Es gibt viele Möglichkeiten, Online-Recruiting zu betreiben: die unternehmenseigene Karriereseite, Jobplattformen und LinkedIn sind nur einige von vielen Beispielen. Vor allem bei unkonventionellen Rekrutierungskanälen ist es gar nicht mal so einfach, die Performance Ihrer Kampagnen auf den verschiedenen Plattformen miteinander zu vergleichen – doch mit den passenden Kennzahlen ist es möglich.

Bestimmt kennen Sie das: Sie lancieren eine Rekrutierungskampagne über mehrere Kanäle, d.h. Sie publizieren unterhaltsame Insta-Stories, versenden interessante Newsletter und schalten attraktive Unternehmensvideos auf YouTube. Spätestens aber wenn Sie den Erfolg der einzelnen Rekrutierungskanäle messen und vergleichen möchten, werden Sie merken, dass jeder Kanal  unterschiedliche Kennzahlen liefert: Bei Instagram lassen sich u.a. Impressions, Clicks und Conversions messen, das Newsletter-Tool liefert die Öffnungs- und Klickrate, während YouTube über Views (>10 Sek.) und Google Goals (die Anzahl Durchführungen von vordefinierten Aktionen, wie z.B. Conversion) informiert.
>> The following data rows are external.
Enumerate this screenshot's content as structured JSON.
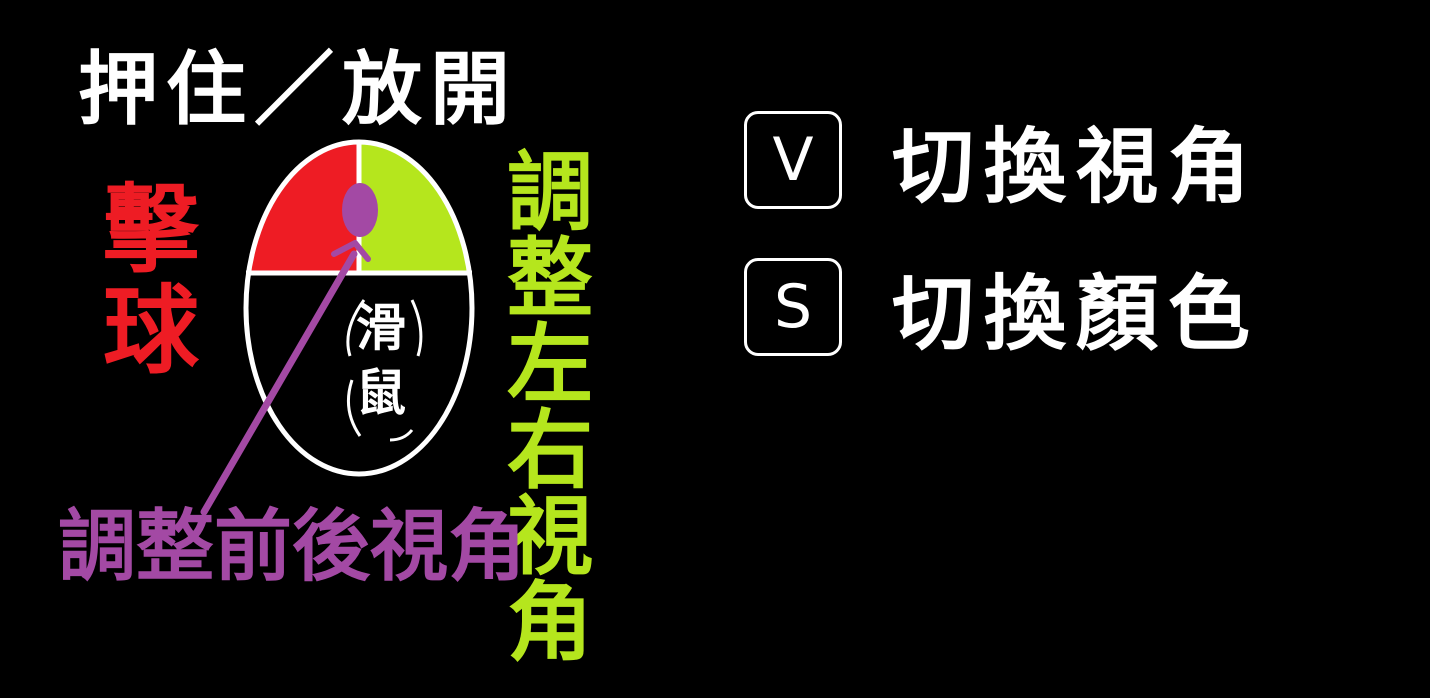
{
  "title": "押住／放開",
  "mouse_diagram": {
    "left_label": "擊球",
    "right_label": "調整左右視角",
    "wheel_label": "調整前後視角",
    "body_label": "滑鼠"
  },
  "shortcuts": [
    {
      "key": "V",
      "description": "切換視角"
    },
    {
      "key": "S",
      "description": "切換顏色"
    }
  ],
  "colors": {
    "background": "#000000",
    "text": "#ffffff",
    "left_button": "#ee1c24",
    "right_button": "#b5e61d",
    "wheel": "#a349a4"
  }
}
In einem ersten Schritt sollten Sie darum die Daten vereinheitlichen, d.h. bei allen Kanälen die Anzahl Impressionen, Anzahl Aktionen und Anzahl Leads betrachten. In einem zweiten Schritt harmonisieren Sie die Kanäle. Halten Sie sich dafür an Kennzahlen, die sich wie folgt berechnen lassen:

  • Click-per-Thousand (CPM): Kosten / Search Impressions
  • Cost-per-Click (CPC): Kosten / Clicks
  • Cost-per-Lead (CPL): Kosten / Leads

Wenn Sie diese Kennzahlen verwenden, werden direkte Vergleiche der einzelnen Kanäle möglich. Selbstverständlich sollten Sie die Analyse aber nicht nur auf diese Kennzahlen beschränken, sondern auch  die individuellen Kampagnenziele berücksichtigen.
Kanäle, die schlecht funktionierten, sollten Sie bei der nächsten Rekrutierungskampagne optimieren. In der Regel ist nicht der Kanal per se schlecht, sondern dessen Nutzung: Vergewissern Sie sich zum Beispiel, dass die Zielgruppe mit dem gesuchten Jobprofil übereinstimmt. Denn auch beim Rekrutieren gilt: Nach der Rekrutierungskampagne ist vor der Rekrutierungskampagne.

 

Wie vergleichen Sie die Performance Ihrer Kampagnen?